Over the weekend of September 23, some of Sewanee’s dance and theater students collaborated with and learned from two visiting theater artists who have worked in theaters across the country: Josie Guevara-Torres and Andrea Vazquez-Aguirre. Guevara-Torres (C’15), a costume designer with experience in dance, choreography, and stage production, and Vazquez-Aguirre, an assistant professor at Southern Utah University and coach/co-director of Another River Interdisciplinary Ensemble, each shared their respective crafts with these students. 

Guevara-Torres choreographed, danced, and designed for Dancewise, Perpetual Motion, and Theatre Sewanee and also won an honorable mention from the Southeastern Theatre Conference her senior year for her design work in All’s Well That End’s Well. She has since worked as a stage manager and technician as well as a costume designer for theaters such as the Washington National Opera. During her return to Sewanee this past weekend, she shared some of her experience with students interested in costume design. 

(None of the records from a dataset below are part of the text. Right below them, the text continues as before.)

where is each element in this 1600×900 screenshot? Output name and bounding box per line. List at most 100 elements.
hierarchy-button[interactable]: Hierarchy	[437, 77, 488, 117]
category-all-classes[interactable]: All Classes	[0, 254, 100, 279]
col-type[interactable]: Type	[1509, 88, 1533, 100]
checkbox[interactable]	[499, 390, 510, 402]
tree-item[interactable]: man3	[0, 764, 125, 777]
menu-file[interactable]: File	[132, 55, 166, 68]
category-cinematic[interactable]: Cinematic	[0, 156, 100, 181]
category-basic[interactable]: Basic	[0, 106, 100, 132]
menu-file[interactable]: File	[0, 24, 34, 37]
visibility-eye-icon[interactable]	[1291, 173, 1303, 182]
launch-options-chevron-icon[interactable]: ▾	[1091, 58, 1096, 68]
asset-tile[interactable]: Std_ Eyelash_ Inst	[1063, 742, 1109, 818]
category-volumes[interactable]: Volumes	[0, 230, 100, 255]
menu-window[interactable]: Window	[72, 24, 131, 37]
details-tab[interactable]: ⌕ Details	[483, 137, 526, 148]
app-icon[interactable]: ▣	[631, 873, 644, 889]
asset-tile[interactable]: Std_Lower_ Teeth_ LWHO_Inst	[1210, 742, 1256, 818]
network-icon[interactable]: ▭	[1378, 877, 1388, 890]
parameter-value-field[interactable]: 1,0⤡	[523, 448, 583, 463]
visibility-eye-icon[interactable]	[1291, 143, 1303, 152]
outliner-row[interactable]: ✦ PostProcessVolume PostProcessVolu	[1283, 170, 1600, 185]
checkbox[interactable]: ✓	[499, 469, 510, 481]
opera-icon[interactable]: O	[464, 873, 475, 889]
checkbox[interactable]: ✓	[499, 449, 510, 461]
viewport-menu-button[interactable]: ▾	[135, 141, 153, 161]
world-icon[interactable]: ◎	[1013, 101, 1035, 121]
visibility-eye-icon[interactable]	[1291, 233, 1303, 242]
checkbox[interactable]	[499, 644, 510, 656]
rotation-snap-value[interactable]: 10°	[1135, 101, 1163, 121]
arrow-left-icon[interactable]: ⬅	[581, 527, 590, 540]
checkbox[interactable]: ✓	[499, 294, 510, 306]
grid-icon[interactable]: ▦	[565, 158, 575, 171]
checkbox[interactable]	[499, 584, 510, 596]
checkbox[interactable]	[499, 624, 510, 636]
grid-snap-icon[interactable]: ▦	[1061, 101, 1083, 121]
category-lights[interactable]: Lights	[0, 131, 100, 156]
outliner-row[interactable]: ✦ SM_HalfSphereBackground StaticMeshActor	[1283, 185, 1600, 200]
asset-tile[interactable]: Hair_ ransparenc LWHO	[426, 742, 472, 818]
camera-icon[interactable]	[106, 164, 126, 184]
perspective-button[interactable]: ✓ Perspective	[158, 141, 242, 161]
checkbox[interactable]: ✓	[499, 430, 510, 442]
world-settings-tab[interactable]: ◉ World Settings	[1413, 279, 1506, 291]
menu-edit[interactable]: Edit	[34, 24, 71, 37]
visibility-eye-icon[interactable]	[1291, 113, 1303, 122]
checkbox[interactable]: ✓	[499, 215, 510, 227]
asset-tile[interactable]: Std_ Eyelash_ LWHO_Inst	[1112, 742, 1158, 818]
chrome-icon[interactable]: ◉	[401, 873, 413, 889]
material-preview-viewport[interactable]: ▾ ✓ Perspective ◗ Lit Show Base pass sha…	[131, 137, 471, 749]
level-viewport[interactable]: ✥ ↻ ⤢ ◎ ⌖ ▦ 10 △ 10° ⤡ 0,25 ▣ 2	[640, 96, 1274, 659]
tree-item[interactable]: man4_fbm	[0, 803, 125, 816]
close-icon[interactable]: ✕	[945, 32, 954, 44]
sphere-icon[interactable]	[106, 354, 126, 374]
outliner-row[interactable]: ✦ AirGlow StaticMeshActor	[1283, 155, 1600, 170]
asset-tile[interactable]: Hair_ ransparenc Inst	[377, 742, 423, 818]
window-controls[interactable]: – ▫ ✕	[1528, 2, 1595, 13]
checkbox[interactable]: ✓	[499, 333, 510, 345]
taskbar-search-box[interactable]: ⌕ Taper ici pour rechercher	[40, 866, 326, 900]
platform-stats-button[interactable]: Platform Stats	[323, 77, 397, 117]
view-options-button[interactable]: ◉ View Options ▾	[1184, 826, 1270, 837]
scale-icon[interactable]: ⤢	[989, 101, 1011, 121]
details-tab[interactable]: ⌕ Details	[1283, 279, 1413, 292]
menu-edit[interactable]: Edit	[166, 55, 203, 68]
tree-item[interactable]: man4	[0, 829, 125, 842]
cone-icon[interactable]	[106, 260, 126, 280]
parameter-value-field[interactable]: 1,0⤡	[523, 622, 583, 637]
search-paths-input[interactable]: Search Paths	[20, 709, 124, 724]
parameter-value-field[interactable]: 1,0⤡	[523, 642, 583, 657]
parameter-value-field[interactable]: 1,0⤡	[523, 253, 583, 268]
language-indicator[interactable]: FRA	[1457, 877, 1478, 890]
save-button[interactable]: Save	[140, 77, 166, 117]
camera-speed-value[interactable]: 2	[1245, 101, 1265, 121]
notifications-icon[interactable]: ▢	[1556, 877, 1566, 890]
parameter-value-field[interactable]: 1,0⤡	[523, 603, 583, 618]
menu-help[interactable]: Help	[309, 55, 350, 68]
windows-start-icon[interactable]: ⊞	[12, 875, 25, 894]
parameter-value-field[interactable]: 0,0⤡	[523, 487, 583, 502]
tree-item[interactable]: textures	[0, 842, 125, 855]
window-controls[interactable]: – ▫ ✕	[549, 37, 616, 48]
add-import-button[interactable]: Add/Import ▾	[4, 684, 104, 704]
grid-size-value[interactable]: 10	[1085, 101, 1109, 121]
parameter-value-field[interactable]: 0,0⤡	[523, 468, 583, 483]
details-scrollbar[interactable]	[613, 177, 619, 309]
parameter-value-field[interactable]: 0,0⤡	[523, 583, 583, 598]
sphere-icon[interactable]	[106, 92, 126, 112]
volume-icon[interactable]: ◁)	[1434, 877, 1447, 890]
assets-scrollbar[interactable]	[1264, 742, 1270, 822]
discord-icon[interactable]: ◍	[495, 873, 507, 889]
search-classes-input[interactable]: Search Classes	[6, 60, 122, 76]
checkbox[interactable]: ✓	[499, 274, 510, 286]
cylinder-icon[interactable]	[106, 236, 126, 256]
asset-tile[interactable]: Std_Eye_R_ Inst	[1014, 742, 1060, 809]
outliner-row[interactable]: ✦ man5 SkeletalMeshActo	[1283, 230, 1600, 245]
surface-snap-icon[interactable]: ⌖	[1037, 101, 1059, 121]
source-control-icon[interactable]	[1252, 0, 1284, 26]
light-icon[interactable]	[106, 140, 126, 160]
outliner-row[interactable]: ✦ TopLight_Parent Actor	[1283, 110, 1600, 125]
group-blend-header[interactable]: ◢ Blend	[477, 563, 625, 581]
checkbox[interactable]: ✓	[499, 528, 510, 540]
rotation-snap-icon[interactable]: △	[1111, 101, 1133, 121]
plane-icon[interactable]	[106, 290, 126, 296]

Vazquez-Aguirre studied at the National Conservatory of Dance and has an M.F.A. in dance from the College at Brockport. Her professional career has included performances and choreography with companies such as the Latina Dance Theater Project. Vazquez-Aguirre instructed a master class based in Mexican Folkloric dance in addition to choreographing a piece for the show, a piece she explained will examine social protest as “a core element for the existence and consolidation of publicly expressing opinions, dissenting, demanding compliance with social, cultural, and environmental rights, and affirming the identity of groups that have historically been discriminated against.” 

One of the visiting artists teach in the dance studio. Image courtesy of Madison Loud (C’24).

Vazquez-Aguirre hopes that her choreography to the song “Eve of Destruction” for the DanceWise concert will emanate a “feeling of looking at the future in a hopeful way” and unite audience members and dancers alike “for a positive change” in how we approach civil rights. She encourages all young artists to pursue their art: “Go for it because [art] is a . . . medium for different perspectives that can create discussion.” She appreciates her work with students that has “opened the possibility to research things creatively [she] otherwise wouldn’t” and extends her gratitude to them as well as all in the Sewanee theater department who invited and welcomed her on campus. 

Those who wish to support the work Josie Guevara-Torres and Andrea Vazquez-Aguirre as well as the Sewanee theater department and its students should look forward to attending DanceWise: Corporealities later this fall to celebrate and examine dance as both a visual art and a microphone for statements defending human rights.